The mounting of a national effort encompassing a local, regional and country-wide effort will take
twenty years. It will involve a simultaneous re-vamping of the American economy and political
strucuture such that local self-sufficiency to the maximum degree possible is built into the new
system. Our issues with infra-structure, energy, power, food etc are all based upon the
assumption that the present system will be in place when clearly the present system needs to be
totally re-conceptualized. The maxim is that with every complex system there simply isn't enough
brain power at the top to manage systems when they reach a certain size, no matter how much
technology we throw at it. The dream that we could automate our way to a well run system is a
dream. It happens over and over again with empires, cities and even small regions. People run
systems best who are close to the production of its basic outlines.
What if I were President? What would I do? Well the American people, and others in other
countries, do not really believe that life can change from what it currently is. We are paralyzed
into complacency, feel powerless to change anything and not sure if we really want to see much
change. As one of my students said, "Will I still be able to still play piano?"

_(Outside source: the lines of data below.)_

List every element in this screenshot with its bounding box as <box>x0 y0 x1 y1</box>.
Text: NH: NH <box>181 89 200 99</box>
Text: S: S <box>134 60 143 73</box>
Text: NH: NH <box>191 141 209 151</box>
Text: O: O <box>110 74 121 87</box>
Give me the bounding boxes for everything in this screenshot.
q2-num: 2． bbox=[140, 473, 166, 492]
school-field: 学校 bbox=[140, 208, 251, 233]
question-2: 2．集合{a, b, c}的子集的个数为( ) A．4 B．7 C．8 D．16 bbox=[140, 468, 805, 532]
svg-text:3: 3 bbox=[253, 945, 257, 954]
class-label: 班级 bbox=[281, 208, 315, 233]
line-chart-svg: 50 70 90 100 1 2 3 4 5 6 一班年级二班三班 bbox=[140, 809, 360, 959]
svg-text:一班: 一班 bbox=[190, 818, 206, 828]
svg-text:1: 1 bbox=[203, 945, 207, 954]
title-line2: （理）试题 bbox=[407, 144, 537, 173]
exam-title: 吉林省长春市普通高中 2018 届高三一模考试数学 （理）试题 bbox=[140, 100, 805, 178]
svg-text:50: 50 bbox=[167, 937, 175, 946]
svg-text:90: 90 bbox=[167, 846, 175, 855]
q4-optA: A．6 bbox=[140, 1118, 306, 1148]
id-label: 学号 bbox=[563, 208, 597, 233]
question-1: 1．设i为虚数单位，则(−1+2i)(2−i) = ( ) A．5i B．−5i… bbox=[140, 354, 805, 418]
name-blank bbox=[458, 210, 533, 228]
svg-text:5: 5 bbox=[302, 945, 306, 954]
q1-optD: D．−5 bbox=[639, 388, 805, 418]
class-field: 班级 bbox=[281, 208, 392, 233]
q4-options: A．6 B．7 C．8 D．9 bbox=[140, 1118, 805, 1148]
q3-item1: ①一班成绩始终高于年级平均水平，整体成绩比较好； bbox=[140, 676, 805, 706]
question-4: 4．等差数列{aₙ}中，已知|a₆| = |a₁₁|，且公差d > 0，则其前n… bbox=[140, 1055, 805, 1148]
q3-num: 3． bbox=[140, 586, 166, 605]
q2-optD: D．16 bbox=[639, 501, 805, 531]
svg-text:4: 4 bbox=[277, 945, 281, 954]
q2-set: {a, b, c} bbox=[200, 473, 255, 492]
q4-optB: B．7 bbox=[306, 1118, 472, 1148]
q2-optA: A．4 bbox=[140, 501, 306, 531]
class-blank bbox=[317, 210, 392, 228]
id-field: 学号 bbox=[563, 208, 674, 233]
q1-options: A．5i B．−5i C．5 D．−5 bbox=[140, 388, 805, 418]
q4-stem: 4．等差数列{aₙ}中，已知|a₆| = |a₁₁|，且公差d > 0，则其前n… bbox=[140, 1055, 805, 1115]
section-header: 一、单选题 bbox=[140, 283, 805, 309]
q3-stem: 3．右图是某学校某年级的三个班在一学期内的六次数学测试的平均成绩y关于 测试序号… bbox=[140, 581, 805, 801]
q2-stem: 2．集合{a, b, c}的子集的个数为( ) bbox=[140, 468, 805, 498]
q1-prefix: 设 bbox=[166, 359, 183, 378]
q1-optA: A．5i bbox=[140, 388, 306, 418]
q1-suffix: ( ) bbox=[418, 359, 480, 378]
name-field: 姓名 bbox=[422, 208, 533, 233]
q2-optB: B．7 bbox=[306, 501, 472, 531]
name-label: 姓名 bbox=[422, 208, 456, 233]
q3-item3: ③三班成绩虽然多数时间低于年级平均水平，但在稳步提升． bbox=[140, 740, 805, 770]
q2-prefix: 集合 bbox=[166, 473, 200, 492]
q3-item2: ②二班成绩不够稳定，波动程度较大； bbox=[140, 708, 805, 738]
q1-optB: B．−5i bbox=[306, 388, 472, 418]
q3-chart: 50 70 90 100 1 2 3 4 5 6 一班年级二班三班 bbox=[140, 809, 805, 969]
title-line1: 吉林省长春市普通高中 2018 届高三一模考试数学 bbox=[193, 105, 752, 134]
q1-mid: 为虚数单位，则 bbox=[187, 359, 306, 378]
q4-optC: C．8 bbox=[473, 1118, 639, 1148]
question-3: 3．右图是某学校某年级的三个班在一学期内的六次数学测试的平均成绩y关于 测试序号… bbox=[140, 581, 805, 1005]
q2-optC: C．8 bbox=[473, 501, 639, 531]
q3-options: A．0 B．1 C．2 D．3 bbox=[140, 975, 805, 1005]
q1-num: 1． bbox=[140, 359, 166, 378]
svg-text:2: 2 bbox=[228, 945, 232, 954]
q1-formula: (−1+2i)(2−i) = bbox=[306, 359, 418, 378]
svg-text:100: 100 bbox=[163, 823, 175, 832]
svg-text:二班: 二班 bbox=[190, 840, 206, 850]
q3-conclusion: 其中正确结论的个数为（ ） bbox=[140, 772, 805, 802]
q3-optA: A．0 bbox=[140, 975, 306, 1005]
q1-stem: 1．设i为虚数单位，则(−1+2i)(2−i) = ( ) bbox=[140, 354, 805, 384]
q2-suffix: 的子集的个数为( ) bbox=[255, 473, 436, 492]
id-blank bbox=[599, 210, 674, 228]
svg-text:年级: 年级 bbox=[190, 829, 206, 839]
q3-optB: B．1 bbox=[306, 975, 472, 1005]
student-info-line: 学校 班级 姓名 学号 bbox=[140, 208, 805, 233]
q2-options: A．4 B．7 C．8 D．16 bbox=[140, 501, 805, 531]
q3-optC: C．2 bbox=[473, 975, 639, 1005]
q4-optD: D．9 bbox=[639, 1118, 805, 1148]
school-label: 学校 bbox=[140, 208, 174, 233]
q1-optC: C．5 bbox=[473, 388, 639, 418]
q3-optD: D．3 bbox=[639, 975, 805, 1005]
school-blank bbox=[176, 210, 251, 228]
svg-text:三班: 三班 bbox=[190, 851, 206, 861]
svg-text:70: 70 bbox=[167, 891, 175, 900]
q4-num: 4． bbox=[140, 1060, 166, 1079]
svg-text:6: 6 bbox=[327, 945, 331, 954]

Now the first thing I would do is to shake up the situation with new Federal law that would place in
each American home the basic needs I have outlined above for the first line of defense in the
event of an emergency in American cities. Each home or block would receive one of the kits I
describe at a cost of five hundred per kit.
This is the "wake-up call" approach. This is a signal that we as Americans are vunuerable to
various emergencies and must make preparations. I would bill it as the first steps toward local
control and de-centralization, away from centralized banks and financial systems to more local
one, to more local political and social control, to a more self-sufficient country; re-building
America from the bottom up and creating new self-sufficiency green and smart jobs.
That is America's future if America is going to survive and compete in the global economy of the
future. If this is not done the current situation where the top one percent of the population has
control over more wealth that the bottom ninety-five percent will create social unrest of enormous
proportions and a re-alignment will occur through this messy method rather than through the
ways I am proposing here. Let's hope we all come to our senses.